Bediüzzaman Hazretleri konunun daha iyi anlaşılması için bir misal verecektir. Buna göre duygu, düşünce, fikir, tasarım, hayal gücü gibi duyuların eseri olan insan sanatlarında, madde ile sanatın değerleri çok farklı olmaktadır. Maddesi itibariyle değersiz olan bir eser, üzerindeki sanat ile yüksek bir değer kazanabilir. Özellikle eski zamandan kalmış nadir bir sanat eseri, hünerli sanatkârını hatırlatması cihetinde maddesi ile kıyas edilemeyecek derecede bir kıymet kazanır. Mesela dünya tarihinde rekor fiyatla 450 milyon dolara satılan Leonardo Da Vinci’nin tablosu, maddesi itibariyle çok değer ifade etmez. Kıymet ve değer, tablo üzerinde işleyen sanatçıya bakar.
İşte insan, Cenâb-ı Hakk’ın böyle antika bir san‘atıdır. Ve en nâzik ve nâzenîn bir mu‘cize-i kudretidir ki, insanı bütün esmâsının cilvesine mazhar ve nakışlarına medâr ve kâinâta bir misâl-i musaggar sûretinde yaratmıştır.
İşte insan, maddesi ve kendisi itibariyle değil, Cenabı Hakk’ın sanatı olması noktasında kıymet kazanır. Cenâb-ı Hakk insanı bir kudret mucizesi olarak en güzel bir kıvamda yaratmıştır. İnsanı kıymet ve değer kazandıran, Allah’ın güzel isimlerine ayinedarlık etmesidir. Bu ayinedarlık ya zıtları itibariyle ya numunelerini göstermesi ile veyahut nakışlarını üzerinde göstermesi ile olur.
Zıtları noktasında, kendisinde bulunan noksan sıfatlar ile Allah’ın mükemmel olan isim ve sıfatlarını gösterir ve ayinedarlık eder.

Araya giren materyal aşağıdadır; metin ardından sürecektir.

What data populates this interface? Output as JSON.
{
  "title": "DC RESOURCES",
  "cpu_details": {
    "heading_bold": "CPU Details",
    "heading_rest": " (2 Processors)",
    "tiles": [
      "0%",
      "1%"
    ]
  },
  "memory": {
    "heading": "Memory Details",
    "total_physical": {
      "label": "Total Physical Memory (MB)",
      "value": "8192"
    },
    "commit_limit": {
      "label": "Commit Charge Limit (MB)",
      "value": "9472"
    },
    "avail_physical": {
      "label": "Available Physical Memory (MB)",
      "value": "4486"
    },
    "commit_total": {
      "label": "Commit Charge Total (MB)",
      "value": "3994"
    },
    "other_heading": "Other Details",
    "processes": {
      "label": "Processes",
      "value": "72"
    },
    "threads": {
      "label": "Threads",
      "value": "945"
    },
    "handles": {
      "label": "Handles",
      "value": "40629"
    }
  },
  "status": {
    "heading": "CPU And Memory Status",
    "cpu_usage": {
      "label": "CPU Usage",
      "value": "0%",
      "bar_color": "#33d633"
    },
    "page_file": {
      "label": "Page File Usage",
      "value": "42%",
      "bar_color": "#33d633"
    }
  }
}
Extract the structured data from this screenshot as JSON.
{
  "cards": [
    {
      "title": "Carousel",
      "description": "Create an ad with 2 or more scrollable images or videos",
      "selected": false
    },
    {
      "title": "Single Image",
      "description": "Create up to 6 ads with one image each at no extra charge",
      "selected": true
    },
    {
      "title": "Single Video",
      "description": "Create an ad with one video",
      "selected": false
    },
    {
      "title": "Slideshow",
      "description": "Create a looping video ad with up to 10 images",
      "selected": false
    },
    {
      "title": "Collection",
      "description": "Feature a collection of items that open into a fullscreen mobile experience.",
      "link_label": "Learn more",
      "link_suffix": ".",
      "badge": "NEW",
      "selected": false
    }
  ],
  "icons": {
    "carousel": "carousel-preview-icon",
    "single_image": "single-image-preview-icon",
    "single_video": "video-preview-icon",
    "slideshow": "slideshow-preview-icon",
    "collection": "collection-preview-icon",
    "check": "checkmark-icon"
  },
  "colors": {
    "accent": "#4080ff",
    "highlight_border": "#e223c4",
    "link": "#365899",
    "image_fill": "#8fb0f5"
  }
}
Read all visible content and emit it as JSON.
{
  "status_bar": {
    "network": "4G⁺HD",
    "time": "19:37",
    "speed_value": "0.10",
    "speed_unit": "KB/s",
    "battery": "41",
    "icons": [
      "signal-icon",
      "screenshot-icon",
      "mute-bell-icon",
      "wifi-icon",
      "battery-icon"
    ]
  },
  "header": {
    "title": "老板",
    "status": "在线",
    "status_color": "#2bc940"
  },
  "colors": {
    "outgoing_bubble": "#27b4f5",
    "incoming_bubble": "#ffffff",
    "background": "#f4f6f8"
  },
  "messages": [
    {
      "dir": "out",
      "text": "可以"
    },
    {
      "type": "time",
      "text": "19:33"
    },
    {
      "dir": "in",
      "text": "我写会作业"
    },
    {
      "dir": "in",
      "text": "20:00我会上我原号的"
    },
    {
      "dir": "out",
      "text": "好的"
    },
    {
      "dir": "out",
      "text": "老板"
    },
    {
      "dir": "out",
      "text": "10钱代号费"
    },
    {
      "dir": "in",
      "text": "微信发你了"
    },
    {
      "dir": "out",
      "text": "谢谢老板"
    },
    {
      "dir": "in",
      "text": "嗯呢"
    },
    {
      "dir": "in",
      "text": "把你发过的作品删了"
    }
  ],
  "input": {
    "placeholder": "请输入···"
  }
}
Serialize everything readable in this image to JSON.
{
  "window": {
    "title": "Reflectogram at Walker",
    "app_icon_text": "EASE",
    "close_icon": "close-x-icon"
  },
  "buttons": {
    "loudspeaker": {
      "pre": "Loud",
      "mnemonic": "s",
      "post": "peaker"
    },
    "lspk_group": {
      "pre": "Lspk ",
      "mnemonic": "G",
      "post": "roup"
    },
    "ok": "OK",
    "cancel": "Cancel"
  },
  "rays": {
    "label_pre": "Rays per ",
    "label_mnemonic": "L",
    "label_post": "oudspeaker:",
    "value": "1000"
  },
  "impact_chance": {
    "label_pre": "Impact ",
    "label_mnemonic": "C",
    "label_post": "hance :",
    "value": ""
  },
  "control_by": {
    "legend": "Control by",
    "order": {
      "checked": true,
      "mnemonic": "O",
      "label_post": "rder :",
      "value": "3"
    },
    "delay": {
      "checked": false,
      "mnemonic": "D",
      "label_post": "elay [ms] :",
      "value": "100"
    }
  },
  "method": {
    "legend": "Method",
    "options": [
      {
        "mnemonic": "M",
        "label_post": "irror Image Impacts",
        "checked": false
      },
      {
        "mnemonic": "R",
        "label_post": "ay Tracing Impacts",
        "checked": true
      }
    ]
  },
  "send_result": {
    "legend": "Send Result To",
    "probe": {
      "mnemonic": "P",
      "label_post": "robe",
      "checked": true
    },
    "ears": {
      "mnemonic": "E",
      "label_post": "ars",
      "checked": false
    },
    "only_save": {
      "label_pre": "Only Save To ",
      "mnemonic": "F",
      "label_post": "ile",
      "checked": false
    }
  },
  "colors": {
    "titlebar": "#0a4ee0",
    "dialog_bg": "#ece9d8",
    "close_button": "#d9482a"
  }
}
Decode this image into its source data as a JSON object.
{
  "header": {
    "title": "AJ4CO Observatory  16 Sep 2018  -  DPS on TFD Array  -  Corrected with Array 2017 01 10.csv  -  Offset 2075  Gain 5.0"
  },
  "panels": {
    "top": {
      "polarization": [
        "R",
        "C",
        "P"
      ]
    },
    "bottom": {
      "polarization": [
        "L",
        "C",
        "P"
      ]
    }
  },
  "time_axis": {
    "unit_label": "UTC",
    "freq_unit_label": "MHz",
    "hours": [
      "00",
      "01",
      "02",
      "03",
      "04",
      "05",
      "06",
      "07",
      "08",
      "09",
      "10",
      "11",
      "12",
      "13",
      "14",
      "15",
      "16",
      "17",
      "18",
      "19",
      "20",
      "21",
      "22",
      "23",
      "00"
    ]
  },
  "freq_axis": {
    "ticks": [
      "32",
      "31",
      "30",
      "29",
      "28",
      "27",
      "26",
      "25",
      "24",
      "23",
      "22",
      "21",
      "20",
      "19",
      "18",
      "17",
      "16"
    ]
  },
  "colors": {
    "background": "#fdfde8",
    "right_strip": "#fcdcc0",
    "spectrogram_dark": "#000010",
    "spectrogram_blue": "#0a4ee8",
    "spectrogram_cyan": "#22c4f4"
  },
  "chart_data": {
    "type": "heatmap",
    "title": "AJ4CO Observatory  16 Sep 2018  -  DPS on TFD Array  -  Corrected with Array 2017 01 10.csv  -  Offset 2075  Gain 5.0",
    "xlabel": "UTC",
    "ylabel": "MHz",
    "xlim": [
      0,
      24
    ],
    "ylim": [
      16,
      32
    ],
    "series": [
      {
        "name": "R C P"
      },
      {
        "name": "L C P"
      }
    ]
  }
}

Nasıl ki, karanlık ışığa bir aynadır. Karanlık ne kadar çok olursa ışık daha çok görünür. Aynen öyle de, insan, zayıflığı ve acizliği ile her şeye gücü yeten Allah’ın kudretini ve Kadîr ismini gösterir. Cehaleti ile Allah’ın her şeyi kuşatan ilmini ve Alîm ismini gösterir.
Numuneleri noktasındaki ayinedarlığı ise şöyle olur: Meselâ insan; “Nasıl ben bu evi yaptım ve yapmasını biliyorum ve onun sahibiyim ve idare ediyorum. Öyle de şu koca kâinat sarayının bir ustası var. O usta onu bilir, idare eder.” der. Allah’ı bu isimleriyle tanır ve tanıtır.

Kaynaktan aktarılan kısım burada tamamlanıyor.